Conclusa la carriera di calciatore ha fatto anche l’allenatore fino al 1975 con squadre dilettanti della sua regione tra cui il Pozzuolo.
Adesso vive a Udine con i due figli, la moglie l’ha perduta da diversi anni, Marco e Massimo di 34 e 37 anni, sposati con figli.
L’abbiamo raggiunto telefonicamente per ricordare quei lontani periodi e perché un giovane accettava di trasferirsi da una squadra dell’estremo nord di serie superiore, ad una del sud.
Giocavi in una squadra di serie superiore, nonostante ciò hai accettato di trasferirti al sud in una città che non avevi mai conosciuto, cos’è che ti ha indotto ad accettare?
Allora, per noi giovani calciatori, giocare era l’unico scopo indipendentemente dalla squadra o dalla città. Le regole che fissavano i trasferimenti non erano quelli attuali, il giocatore apparteneva alla società e doveva accettare le sue decisioni altrimenti si correva il rischio d’appendere le scarpe al chiodo.
Sei arrivato a Crotone appena ventenne e non ti sei più mosso, a dimostrazione che ti sei trovato bene?
Pensavo, una volta giunto in Calabria, di rimanerci per qualche anno, invece c’è stata la gradita sorpresa d’essermi trovato in una città che mi ha accolto bene e mi ha sempre fatto sentire un suo cittadino. Tra me ed i tifosi dell’Ezio Scida c’era un ottimo rapporto di simpatia. Della città conservo i migliori ricordi e per non dimenticarla, nel soggiorno di casa ho la colonna del tempio che esisteva a Capocolonna.
Quali sono i ricordi di Paolini come giocatore?
Da difensore mi spingevo in attacco lungo la fascia e spesso riuscivo a segnare. Ricordo con molto piacere una vittoria del Crotone contro il Bari per 3 a 1, la partita si giocò il giorno di capodanno, allora il campionato non si fermava per le festività natalizie, festeggiammo l’ultimo dell’anno nei locali del Florida vicino al Comune, subito dopo la mezzanotte andammo a letto perché il pomeriggio avevamo l’incontro, in quell’occasione segnai una doppietta.

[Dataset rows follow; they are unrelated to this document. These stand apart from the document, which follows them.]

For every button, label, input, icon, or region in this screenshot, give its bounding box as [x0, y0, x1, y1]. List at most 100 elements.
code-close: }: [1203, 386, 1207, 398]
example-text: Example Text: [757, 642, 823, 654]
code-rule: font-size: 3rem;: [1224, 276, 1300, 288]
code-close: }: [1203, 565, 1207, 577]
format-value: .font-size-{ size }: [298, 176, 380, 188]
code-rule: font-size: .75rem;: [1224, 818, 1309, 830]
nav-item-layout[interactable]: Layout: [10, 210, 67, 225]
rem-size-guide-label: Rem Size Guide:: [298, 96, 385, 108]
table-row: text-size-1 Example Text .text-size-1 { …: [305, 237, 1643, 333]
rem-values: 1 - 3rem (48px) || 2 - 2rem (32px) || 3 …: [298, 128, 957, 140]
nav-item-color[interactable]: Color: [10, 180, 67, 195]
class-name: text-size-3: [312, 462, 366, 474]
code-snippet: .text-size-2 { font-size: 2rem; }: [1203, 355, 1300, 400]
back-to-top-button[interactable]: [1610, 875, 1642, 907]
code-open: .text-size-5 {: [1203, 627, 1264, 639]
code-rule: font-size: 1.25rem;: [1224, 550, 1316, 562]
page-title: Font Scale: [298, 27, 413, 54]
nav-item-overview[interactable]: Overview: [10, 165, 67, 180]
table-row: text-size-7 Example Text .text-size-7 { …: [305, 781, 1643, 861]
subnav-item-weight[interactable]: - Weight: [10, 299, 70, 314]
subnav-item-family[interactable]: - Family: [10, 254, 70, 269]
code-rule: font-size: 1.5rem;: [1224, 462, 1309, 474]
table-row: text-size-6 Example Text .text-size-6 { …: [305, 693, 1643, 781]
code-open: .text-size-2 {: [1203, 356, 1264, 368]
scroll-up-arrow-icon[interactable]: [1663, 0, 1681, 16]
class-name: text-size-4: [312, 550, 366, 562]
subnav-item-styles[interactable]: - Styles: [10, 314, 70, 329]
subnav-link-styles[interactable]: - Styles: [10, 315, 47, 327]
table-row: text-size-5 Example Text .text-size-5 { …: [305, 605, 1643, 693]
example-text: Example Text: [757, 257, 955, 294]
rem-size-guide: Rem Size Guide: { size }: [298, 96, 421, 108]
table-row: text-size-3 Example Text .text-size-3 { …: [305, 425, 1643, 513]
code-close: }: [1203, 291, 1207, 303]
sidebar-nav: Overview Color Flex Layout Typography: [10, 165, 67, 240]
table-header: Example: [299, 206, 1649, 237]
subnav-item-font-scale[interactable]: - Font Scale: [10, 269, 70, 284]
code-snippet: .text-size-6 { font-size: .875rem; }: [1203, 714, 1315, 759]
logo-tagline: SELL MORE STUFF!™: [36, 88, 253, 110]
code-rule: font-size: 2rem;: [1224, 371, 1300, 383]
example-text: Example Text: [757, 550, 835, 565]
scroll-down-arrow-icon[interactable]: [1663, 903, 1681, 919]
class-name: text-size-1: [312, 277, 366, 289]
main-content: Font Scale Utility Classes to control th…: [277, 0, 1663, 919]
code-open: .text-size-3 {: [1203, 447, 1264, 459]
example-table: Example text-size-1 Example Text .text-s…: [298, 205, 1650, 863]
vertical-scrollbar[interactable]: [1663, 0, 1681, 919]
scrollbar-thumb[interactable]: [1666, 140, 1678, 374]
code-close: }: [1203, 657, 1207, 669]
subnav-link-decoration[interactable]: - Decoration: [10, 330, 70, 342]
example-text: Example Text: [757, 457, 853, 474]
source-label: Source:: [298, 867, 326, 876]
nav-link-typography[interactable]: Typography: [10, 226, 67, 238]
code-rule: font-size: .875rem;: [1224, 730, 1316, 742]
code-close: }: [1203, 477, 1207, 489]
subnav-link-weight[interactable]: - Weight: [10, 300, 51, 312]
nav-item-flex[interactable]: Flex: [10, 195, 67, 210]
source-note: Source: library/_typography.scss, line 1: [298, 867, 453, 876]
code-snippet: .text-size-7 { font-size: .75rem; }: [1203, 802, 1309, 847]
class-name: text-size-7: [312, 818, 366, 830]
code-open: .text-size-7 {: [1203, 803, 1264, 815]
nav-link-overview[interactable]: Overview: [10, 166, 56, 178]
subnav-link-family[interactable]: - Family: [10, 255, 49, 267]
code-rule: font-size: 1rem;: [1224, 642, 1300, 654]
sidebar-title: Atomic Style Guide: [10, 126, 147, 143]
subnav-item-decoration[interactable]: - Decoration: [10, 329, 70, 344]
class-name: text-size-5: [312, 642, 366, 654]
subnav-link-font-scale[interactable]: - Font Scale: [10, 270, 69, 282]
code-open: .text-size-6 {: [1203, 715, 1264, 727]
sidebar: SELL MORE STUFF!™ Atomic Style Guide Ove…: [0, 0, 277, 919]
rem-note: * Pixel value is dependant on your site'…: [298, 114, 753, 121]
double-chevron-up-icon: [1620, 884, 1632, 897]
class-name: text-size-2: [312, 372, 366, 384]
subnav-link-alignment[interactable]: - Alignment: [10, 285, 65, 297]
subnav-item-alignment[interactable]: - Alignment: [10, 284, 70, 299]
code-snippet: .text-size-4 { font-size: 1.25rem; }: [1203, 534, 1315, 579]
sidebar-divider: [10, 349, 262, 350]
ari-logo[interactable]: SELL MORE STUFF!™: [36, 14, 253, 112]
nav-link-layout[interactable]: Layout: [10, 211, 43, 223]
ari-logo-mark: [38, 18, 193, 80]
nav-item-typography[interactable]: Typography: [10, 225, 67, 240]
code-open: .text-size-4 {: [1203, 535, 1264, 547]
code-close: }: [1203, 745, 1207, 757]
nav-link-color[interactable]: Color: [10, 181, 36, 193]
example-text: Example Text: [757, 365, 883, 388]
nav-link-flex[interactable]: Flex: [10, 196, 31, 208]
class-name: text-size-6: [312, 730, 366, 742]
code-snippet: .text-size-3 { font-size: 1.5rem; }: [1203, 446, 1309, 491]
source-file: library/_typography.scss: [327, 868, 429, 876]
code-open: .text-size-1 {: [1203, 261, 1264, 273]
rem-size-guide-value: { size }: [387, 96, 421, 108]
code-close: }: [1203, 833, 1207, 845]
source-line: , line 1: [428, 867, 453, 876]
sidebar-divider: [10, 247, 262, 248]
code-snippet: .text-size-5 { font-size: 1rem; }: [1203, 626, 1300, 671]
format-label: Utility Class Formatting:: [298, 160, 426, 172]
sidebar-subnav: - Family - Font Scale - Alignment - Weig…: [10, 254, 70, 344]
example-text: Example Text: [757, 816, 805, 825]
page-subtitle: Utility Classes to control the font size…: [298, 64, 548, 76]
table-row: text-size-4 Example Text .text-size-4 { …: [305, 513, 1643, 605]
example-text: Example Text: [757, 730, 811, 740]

Al Napoli in serie A non ti sei affermato, perché?
In quell’anno, con la squadra partenopea giocai tutte le partite della coppa delle fiere (oggi coppa UEFA), a fine campionato non accettai alcune condizioni ed ho preferito far ritorno a Crotone dove ho giocato per altri cinque anni.
Il Crotone d’allora com’era?
Forte, la squadra era formata da molti giocatori di serie superiore. Tra questi ricordo Eufemi che proveniva dalla Lazio. L’unico nostro problema d’allora era il dover giocare su un terreno che non aveva l’erba e bisognava fare molta attenzione per non finire per terra, ciò costituiva motivo di grave escoriazione.
Un tecnico che hai avuto durante la permanenza a Crotone e che ricordi con simpatia?
Cecco Lamberti e Piero Pasinato. Il primo, Lamberti, ebbe il merito di portare il Crotone in serie C, era un tecnico che curava molto anche la preparazione fisica. Il secondo, Pasinato, proveniva dal Catanzaro ed essendo stato un campione del mondo nel 1938, ha trasmesso in noi la mentalità del calciatore di serie superiore e le tecniche per raggiungere determinati traguardi.
Da quando hai smesso di giocare, sei ritornato a Crotone?
Con amici e parenti, quando parlo del mio trascorso di calciatore, parlo soltanto del Crotone che è stata la squadra della mia carriera. Questo fa sì che mi commuovo ed è con tanta nostalgia che vorrei tornare a rivisitarla. Nell’attesa che ciò avvenga mi abbracci Mimmo Pulvirenti e Gustino Geremicca. Ricordo con simpatia il magazziniere d’allora Mimi De Meco.